Inhoud van de aanvraag
- omvormen van de kamerwoning en de kelder naar 1 twee-slaapkamerappartement van 101m² (waarvan circa 41m² in de kelder bevindt en circa 59m² op het gelijkvloers);
- opsplitsen van de woning van circa 124m² op de eerste en tweede verdieping naar 2 één-slaapkamerappartementen van 62m².
Voorafgaand aan zijn beslissing neemt het college kennis van het verslag van de gemeentelijke omgevingsambtenaar.
Het verslag van de gemeentelijke omgevingsambtenaar luidt:
Adviezen
Externe adviezen
Adviesinstantie |
Datum advies gevraagd |
Datum advies ontvangen |
Advies |
brandweer/ risicobeheer/ preventie |
15 november 2018 |
7 december 2018 |
Voorwaardelijk gunstig |
Fluvius |
15 november 2018 |
19 december 2018 |
Voorwaardelijk gunstig |
Interne adviezen
Adviesinstantie |
Datum advies gevraagd |
Datum advies ontvangen |
Onafhankelijke Diensten/dienst Strategische Coördinatie/Loketwerking/Stadsloketten/Huisnummeringsteam |
15 november 2018 |
28 november 2018 |
stadsontwikkeling/ mobiliteit |
15 november 2018 |
30 november 2018 |
Toetsing voorschriften
Plannen van aanleg, ruimtelijke uitvoeringsplannen en verkavelingen
Het eigendom is gelegen binnen de omschrijving van het gewestelijk ruimtelijk uitvoeringsplan GRUP Afbakening grootstedelijk gebied Antwerpen, goedgekeurd op 19 juni 2009.

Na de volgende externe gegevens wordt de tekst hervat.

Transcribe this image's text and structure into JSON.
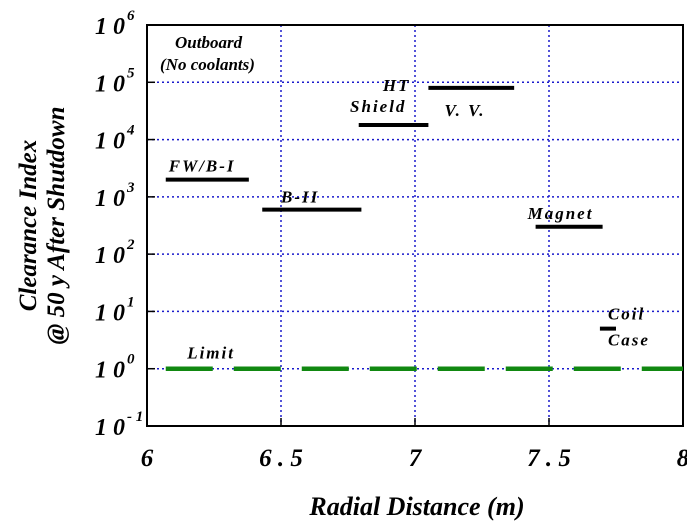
{
  "chart_data": {
    "type": "line",
    "x_scale": "linear",
    "y_scale": "log",
    "xlim": [
      6,
      8
    ],
    "ylim": [
      0.1,
      1000000
    ],
    "grid": true,
    "xlabel": "Radial Distance  (m)",
    "ylabel_lines": [
      "Clearance  Index",
      "@  50  y  After  Shutdown"
    ],
    "x_ticks": [
      {
        "value": 6,
        "label": "6"
      },
      {
        "value": 6.5,
        "label": "6 . 5"
      },
      {
        "value": 7,
        "label": "7"
      },
      {
        "value": 7.5,
        "label": "7 . 5"
      },
      {
        "value": 8,
        "label": "8"
      }
    ],
    "y_ticks": [
      {
        "value": 0.1,
        "base": "1 0",
        "exp": "- 1"
      },
      {
        "value": 1,
        "base": "1 0",
        "exp": "0"
      },
      {
        "value": 10,
        "base": "1 0",
        "exp": "1"
      },
      {
        "value": 100,
        "base": "1 0",
        "exp": "2"
      },
      {
        "value": 1000,
        "base": "1 0",
        "exp": "3"
      },
      {
        "value": 10000,
        "base": "1 0",
        "exp": "4"
      },
      {
        "value": 100000,
        "base": "1 0",
        "exp": "5"
      },
      {
        "value": 1000000,
        "base": "1 0",
        "exp": "6"
      }
    ],
    "annotation_lines": [
      "Outboard",
      "(No  coolants)"
    ],
    "segments": [
      {
        "name": "FW/B-I",
        "label_lines": [
          "FW/B-I"
        ],
        "x": [
          6.07,
          6.38
        ],
        "y": 2000
      },
      {
        "name": "B-II",
        "label_lines": [
          "B-II"
        ],
        "x": [
          6.43,
          6.8
        ],
        "y": 600
      },
      {
        "name": "HT Shield",
        "label_lines": [
          "HT",
          "Shield"
        ],
        "x": [
          6.79,
          7.05
        ],
        "y": 18000
      },
      {
        "name": "V.V.",
        "label_lines": [
          "V. V."
        ],
        "x": [
          7.05,
          7.37
        ],
        "y": 80000
      },
      {
        "name": "Magnet",
        "label_lines": [
          "Magnet"
        ],
        "x": [
          7.45,
          7.7
        ],
        "y": 300
      },
      {
        "name": "Coil Case",
        "label_lines": [
          "Coil",
          "Case"
        ],
        "x": [
          7.69,
          7.75
        ],
        "y": 5
      }
    ],
    "limit": {
      "name": "Limit",
      "label": "Limit",
      "y": 1,
      "x": [
        6.07,
        8
      ],
      "color": "#118811"
    },
    "segment_color": "#000000",
    "grid_color": "#1a1acc"
  }
}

Het eigendom is gelegen in het gewestplan Antwerpen (Koninklijk Besluit van 3 oktober 1979 en latere wijzigingen). Het eigendom ligt, volgens dit van kracht zijnde gewestplan, in een woongebied in de stedelijke agglomeratie van Antwerpen, dit is het gedeelte van de stad gelegen tussen de Kleine Ring en respectievelijk de reservatiestrook voor de aanleg van lijninfrastructuur (de A102) tussen Merksem en Wommelgem, de R11 tussen Wommelgem en Mortsel, de oostelijke grens van Mortsel en Hove en de reservatiestrook voor pijpleidingen tussen Hove/Kontich en Hemiksem.

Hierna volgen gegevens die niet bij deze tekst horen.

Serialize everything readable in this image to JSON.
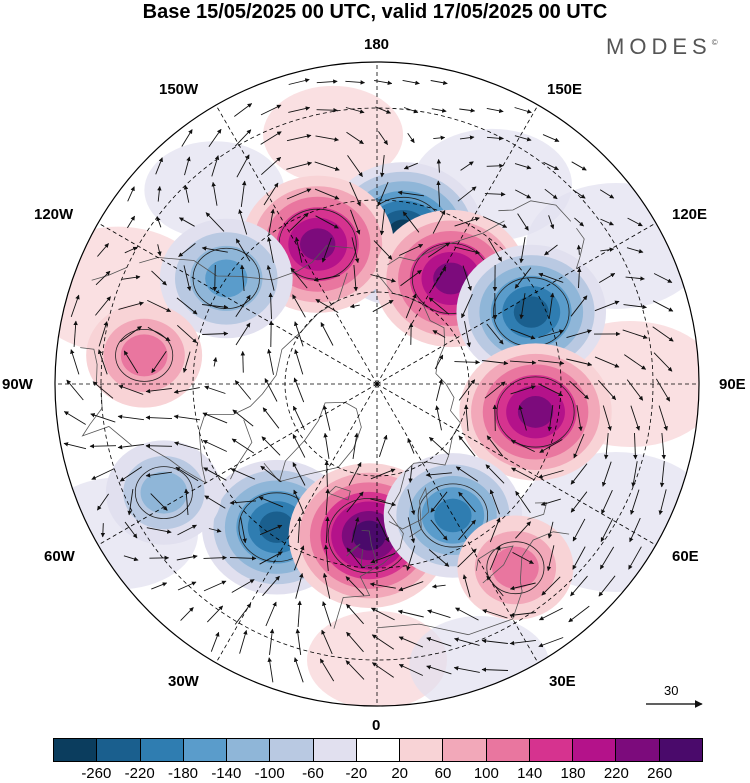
{
  "title": "Base 15/05/2025 00 UTC, valid 17/05/2025 00 UTC",
  "brand": "MODES",
  "brand_mark": "©",
  "longitude_labels": {
    "lon_180": "180",
    "lon_150w": "150W",
    "lon_150e": "150E",
    "lon_120w": "120W",
    "lon_120e": "120E",
    "lon_90w": "90W",
    "lon_90e": "90E",
    "lon_60w": "60W",
    "lon_60e": "60E",
    "lon_30w": "30W",
    "lon_30e": "30E",
    "lon_0": "0"
  },
  "reference_vector": {
    "label": "30"
  },
  "colorbar": {
    "colors": [
      "#0b3d5e",
      "#1a5f8e",
      "#2f7db1",
      "#5a9ccb",
      "#8fb6d8",
      "#b9c9e2",
      "#e1e0ef",
      "#ffffff",
      "#f8d3d6",
      "#f2a8b9",
      "#e9769f",
      "#d6338f",
      "#b4128a",
      "#7c0b7c",
      "#4a0a6b"
    ],
    "labels": [
      "-260",
      "-220",
      "-180",
      "-140",
      "-100",
      "-60",
      "-20",
      "20",
      "60",
      "100",
      "140",
      "180",
      "220",
      "260"
    ]
  },
  "anomaly_centers": [
    {
      "lon": 170,
      "lat": 57,
      "value": -260,
      "color": "#1a5f8e"
    },
    {
      "lon": -157,
      "lat": 57,
      "value": 230,
      "color": "#b4128a"
    },
    {
      "lon": -125,
      "lat": 50,
      "value": -160,
      "color": "#2f7db1"
    },
    {
      "lon": 145,
      "lat": 62,
      "value": 230,
      "color": "#b4128a"
    },
    {
      "lon": 115,
      "lat": 53,
      "value": -220,
      "color": "#1a5f8e"
    },
    {
      "lon": 80,
      "lat": 55,
      "value": 230,
      "color": "#b4128a"
    },
    {
      "lon": -97,
      "lat": 39,
      "value": 100,
      "color": "#f2a8b9"
    },
    {
      "lon": -35,
      "lat": 52,
      "value": -220,
      "color": "#2f7db1"
    },
    {
      "lon": -3,
      "lat": 57,
      "value": 260,
      "color": "#7c0b7c"
    },
    {
      "lon": 30,
      "lat": 57,
      "value": -180,
      "color": "#2f7db1"
    },
    {
      "lon": 37,
      "lat": 40,
      "value": 100,
      "color": "#f2a8b9"
    },
    {
      "lon": -63,
      "lat": 38,
      "value": -100,
      "color": "#8fb6d8"
    }
  ]
}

De woongebieden zijn bestemd voor wonen, alsmede voor handel, dienstverlening, ambacht en kleinbedrijf voor zover deze taken van bedrijf om redenen van goede ruimtelijke ordening niet in een daartoe aangewezen gebied moeten worden afgezonderd, voor groene ruimten, voor sociaal-culturele inrichtingen, voor openbare nutsvoorzieningen, voor toeristische voorzieningen, voor agrarische bedrijven. Deze bedrijven, voorzieningen en inrichtingen mogen echter maar worden toegestaan voor zover ze verenigbaar zijn met de onmiddellijke omgeving. (Artikel 5 van het Koninklijk Besluit van 28 december 1972 betreffende de inrichting en toepassing van de ontwerpgewestplannen en de gewestplannen.)

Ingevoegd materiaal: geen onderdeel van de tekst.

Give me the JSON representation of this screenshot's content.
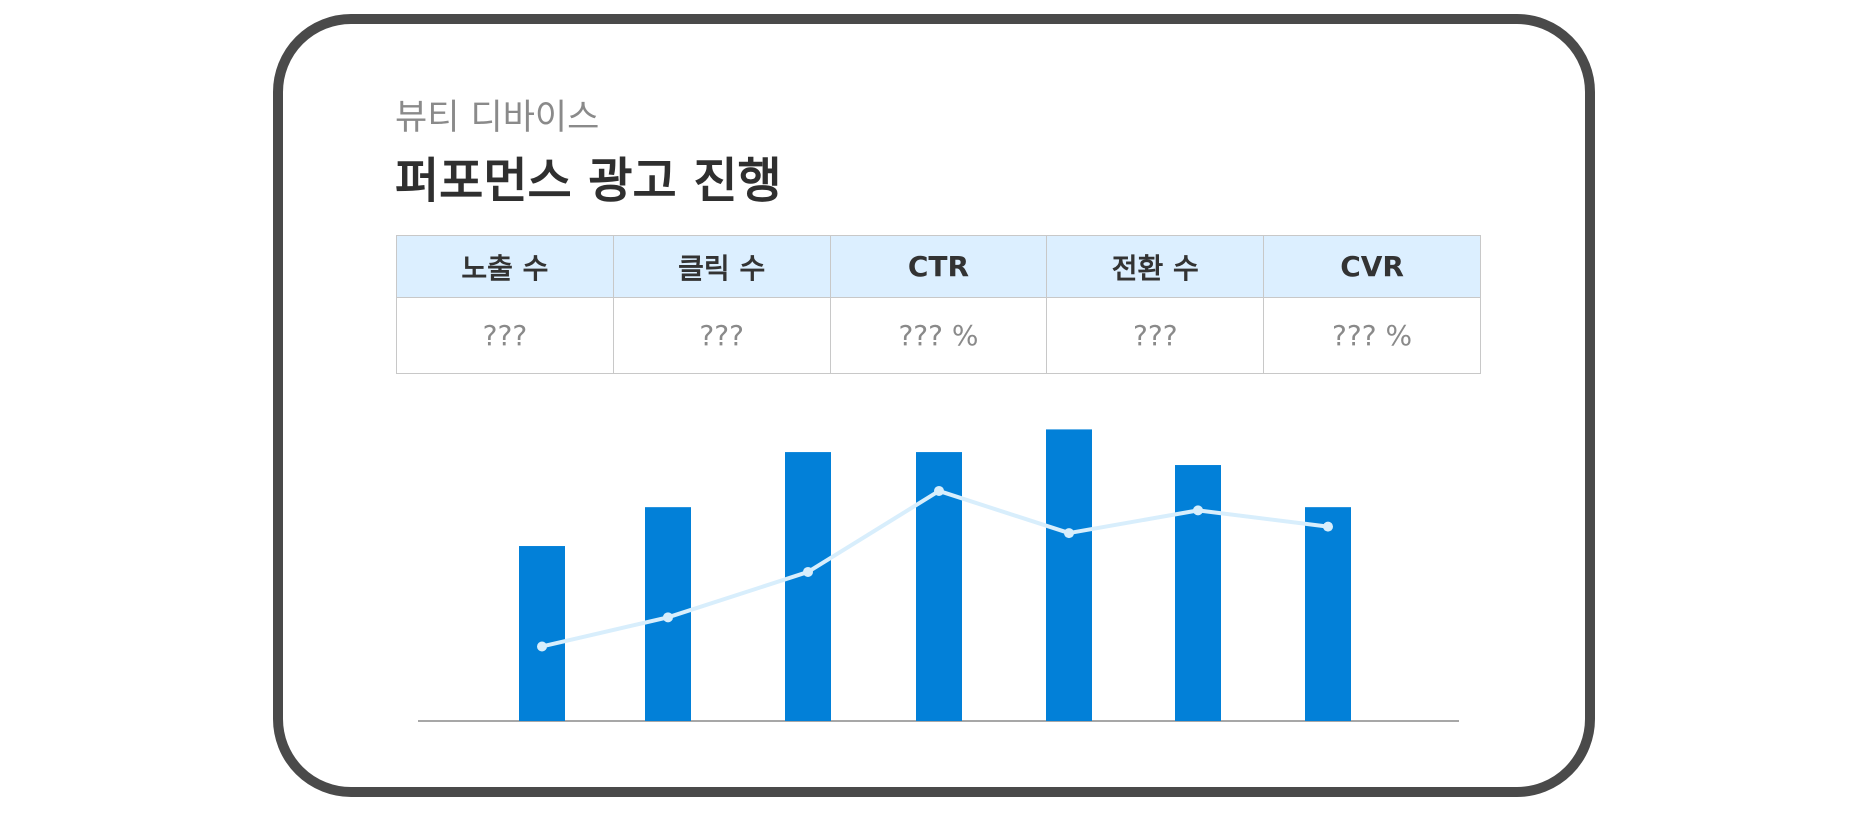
{
  "header": {
    "subtitle": "뷰티 디바이스",
    "title": "퍼포먼스 광고 진행"
  },
  "metrics_table": {
    "headers": [
      "노출 수",
      "클릭 수",
      "CTR",
      "전환 수",
      "CVR"
    ],
    "values": [
      "???",
      "???",
      "??? %",
      "???",
      "??? %"
    ]
  },
  "colors": {
    "bar": "#0280d8",
    "line": "#d8eefc",
    "table_header_bg": "#dcefff",
    "card_border": "#4a4a4a",
    "axis": "#8a8a8a"
  },
  "chart_data": {
    "type": "bar",
    "categories": [
      "",
      "",
      "",
      "",
      "",
      "",
      ""
    ],
    "ylim": [
      0,
      100
    ],
    "series": [
      {
        "type": "bar",
        "values": [
          54,
          66,
          83,
          83,
          90,
          79,
          66
        ]
      },
      {
        "type": "line",
        "values": [
          23,
          32,
          46,
          71,
          58,
          65,
          60
        ]
      }
    ],
    "grid": false,
    "legend": "none"
  }
}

In dit gebied wordt de maximale bouwhoogte afgestemd op de volgende criteria:
- de in de onmiddellijke omgeving aanwezige bouwhoogten;
- de eigen aard van het betrokken gebied;
- de breedte van het voor het gebouw gelegen openbaar domein.
(Ruimtelijke uitvoeringsplannen (RUP) kan u raadplegen via www.antwerpen.be, zoek op ‘goedgekeurde BPA’s en RUP’s'. Het gewestplan kan u raadplegen via www.ruimtelijkeordening.be, ga naar PLANNING > Plannen > Bestemmingsplan > Gewestplan.)
De aanvraag ligt niet in een verkaveling.
? De aanvraag is in overeenstemming met de bepalingen van het gewestplan.
Gewestelijke stedenbouwkundige verordeningen
- Hemelwater: het besluit van de Vlaamse regering van 5 juli 2013 houdende vaststelling van een gewestelijke stedenbouwkundige verordening inzake hemelwaterputten, infiltratievoorzieningen, buffervoorzieningen en gescheiden lozing van afvalwater en hemelwater (verder genoemd verordening hemelwater).
(De verordening hemelwater kan u raadplegen via www.ruimtelijkeordening.be, ga naar WETGEVING > Verordeningen > Hemelwater)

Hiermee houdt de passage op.